I had an interesting conversation today with Steve Rubinow, CTO of NYSE Euronext.
Just over a year after the third phase of NYSE’s Hybrid trading system went live, heralding the massive shift away from the floor and specialist trading, HP’s PR people contacted me this week with an announcement that the
Hybrid system is running on HP Non-stop and blade servers. This isn’t particularly newsworthy in its own right, but it did get me thinking about the challenges that NYSE Euronext is facing
within its US trading operations, and integrating its businesses and infrastructure on both sides of the Atlantic.
Reg NMS and the rise of other alternative trading venues have all driven NYSE’s market share in NYSE-listed trading down, even though market activity has seen its actual volumes increase. And it’s currently having to run two US electronic exchange infrastructures
in NYSE Arca and the electronic component of its hybrid system. (Traders Magazine has a good article about the current state of NYSE's business
When the NYSE Euronext merger was announced last year, NYSE claimed in a filing that it would save US$455 million over the three years it said it would take to complete the integration (of NYSE, Arca and Euronext) and achieve its goal of a single cash and
derivatives trading platform operating across national borders and regulatory regimes.
Rubinow admits that the scale of such a project is ambitious. “But we don’t have a choice. If we don’t do it, the competition will.”
Originally the plan to integrate the three equities platforms (NYSE Arca and Hybrid, and Euronext’s NCS) and three derivatives platforms (Arca’s PCX Plus and OX, and Liffe Connect) called for using Euronext’s JV with Atos Origin as the outsourcing partner.
This made sense at the time as the JV owned the European trading platforms (with an eye to licensing them to third parties). But presumably now that
NYSE Euronext has bought Atos out of the JV and taken platform ownership and key people back in-house, it will find it easier to manage the complexities involved in bringing it all together.
The joint venture also sold its trading technology to other exhcanges, and this is something that NYSE Euronext will now use to develop closer partnerships with smaller markets around the world as it looks after licensing this technology to others itself.
But focusing on its own system performance and creating the planned global platform will be the main priorities for the NYSE Euronext IT teams. Steve mentioned a couple of interesting areas where the exchange is working with the vendor community to boost
the performance of its infrastructure:
In the area of high-speed server interconnects, the exchange is currently testing
Infiniband technology and will have that in live production very soon.
They are also investigating taking segments of code and embedding them in silicon, in field programmable data arrays. Some subsystems and segments of code could be made significantly faster using this approach. The exchange is taking the lead from the market
data vendors who have been working in this area, and looking at code within its own environment that is suitable for this.

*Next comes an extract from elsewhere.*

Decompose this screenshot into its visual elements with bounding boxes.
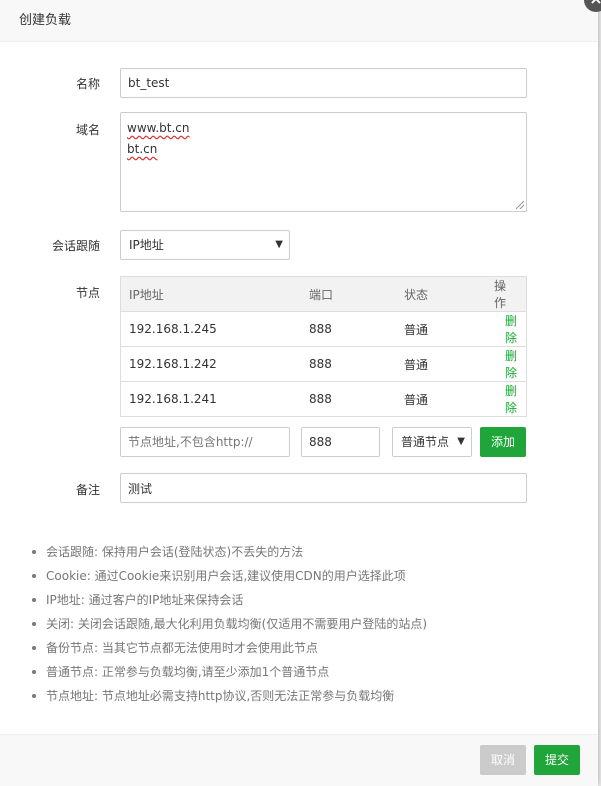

As part of the integration project, it is engaged in a data centre consolidation programme that will take it from 6 to 2 in US, and 4 to 2 in Europe. As part of this, it has just begun work on a brand new greenfield data centre in the US after a lengthy
search to find a suitable location with the right power capacity and diversity of power sources, sufficient network capacity, physical room to expand, security and proximity to customers in the north-east United States.
The centre will be dedicated just to NYSE Euronext as its main secure facility, but it will continue to offer co-location services to clients in its other datacentre.